Dr. Luca Gualdi, Diretor da Unidade de Catarata e Cirurgia Refrativa do D.O.M.A. (Diagnostica Oftalmologica e Chirurgia Ambulatoriale)

O tema olho seco mereceu várias considerações pelo autor italiano. Membro da Societá Oftalmológica Italiana, decidimos dar um destaque especial a este assunto que tanto preocupa os cirurgiões de segmento anterior


Dr. Miguel Padilha: Na sua experiência com que frequência você vê casos de dry eye em sua Clínica?

Dr.

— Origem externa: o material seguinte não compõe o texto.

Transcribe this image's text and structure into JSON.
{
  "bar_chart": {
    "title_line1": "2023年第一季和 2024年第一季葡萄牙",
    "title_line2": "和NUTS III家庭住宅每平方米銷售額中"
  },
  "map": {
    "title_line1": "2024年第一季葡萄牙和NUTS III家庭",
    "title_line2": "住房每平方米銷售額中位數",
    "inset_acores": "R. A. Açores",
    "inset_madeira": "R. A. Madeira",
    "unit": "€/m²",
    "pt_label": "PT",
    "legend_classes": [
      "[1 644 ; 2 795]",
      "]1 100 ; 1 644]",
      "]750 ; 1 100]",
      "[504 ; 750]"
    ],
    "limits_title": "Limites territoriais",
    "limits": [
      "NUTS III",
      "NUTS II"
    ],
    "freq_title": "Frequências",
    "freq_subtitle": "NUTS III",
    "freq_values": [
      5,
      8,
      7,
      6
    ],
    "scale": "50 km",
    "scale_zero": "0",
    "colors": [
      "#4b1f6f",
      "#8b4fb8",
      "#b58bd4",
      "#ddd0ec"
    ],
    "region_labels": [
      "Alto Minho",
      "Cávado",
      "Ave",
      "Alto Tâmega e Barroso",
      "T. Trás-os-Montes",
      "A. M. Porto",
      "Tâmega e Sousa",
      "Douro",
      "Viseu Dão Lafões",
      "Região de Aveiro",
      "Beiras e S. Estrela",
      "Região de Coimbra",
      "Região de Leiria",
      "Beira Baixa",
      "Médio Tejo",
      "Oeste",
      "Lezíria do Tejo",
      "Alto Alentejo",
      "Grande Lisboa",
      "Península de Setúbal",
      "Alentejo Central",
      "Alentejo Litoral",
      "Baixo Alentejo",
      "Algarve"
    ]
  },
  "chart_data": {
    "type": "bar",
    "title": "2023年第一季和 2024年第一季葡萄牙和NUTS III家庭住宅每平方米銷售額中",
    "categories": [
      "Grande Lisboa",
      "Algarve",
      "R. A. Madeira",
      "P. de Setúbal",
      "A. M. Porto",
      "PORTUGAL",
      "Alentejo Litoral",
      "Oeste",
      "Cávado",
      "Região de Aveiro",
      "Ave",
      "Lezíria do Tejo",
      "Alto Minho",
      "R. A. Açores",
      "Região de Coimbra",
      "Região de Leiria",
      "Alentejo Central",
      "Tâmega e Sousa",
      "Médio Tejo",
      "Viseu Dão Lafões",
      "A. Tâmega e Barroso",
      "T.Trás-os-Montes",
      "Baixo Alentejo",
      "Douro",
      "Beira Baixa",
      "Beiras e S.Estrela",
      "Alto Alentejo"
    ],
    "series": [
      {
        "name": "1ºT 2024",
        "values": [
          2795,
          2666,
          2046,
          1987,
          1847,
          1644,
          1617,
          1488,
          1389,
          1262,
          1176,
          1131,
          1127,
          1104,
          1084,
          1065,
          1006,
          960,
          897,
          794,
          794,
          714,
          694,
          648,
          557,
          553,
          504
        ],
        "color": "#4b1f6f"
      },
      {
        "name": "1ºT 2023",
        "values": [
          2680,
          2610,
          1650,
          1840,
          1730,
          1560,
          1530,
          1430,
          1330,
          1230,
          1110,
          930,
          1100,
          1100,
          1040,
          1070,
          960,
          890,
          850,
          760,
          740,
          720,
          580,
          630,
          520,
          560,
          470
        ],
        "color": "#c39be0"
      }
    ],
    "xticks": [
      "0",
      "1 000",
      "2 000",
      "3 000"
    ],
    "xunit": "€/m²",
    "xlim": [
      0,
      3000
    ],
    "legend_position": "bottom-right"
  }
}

Luca Gualdi O número de pacientes com olho seco está aumentando a cada ano. Com certeza as maiores causas, além do incremento de stress, são o maior uso de dispositivos eletrônicos com luz azul como computadores, tablets e smartphones. A alimentação e o não correto estilo de vida também podem influenciar muito a qualidade da superfície ocular e das glândulas de Meibômio.

Por isto a frequência de casos de dry eye sintomático que vejo no dia a dia do consultório é maior que 50%. Porém na outra metade de pacientes temos, pelo menos 20%, com olho seco com ceratite punctata e/ou disfunção das glândulas de Meibômio (MGD) assintomáticos. Então podemos considerar entre sintomáticos e assintomáticos algo em torno de 70%.


Dr. Miguel Padilha: Como você lida com pacientes portadores de olho seco numa forma discreta e candidatos a cálculo de LIO e facectomia?

Dr. Luca Gualdi Um dos maiores riscos de erro biométrico é a leitura errada na ceratometria. Na mesma medida pode acontecer que uma alteração do filme lacrimal pode sub ou sobrestimar o número de K1 e K2 e o eixo do astigmatismo (fig.1-2). Esse fator pode ser crucial sobretudo em casos de seleção de uma LIO Premium. Vários estudos demonstram a influência da hiperosmolaridade no erro biométrico 1,2,3.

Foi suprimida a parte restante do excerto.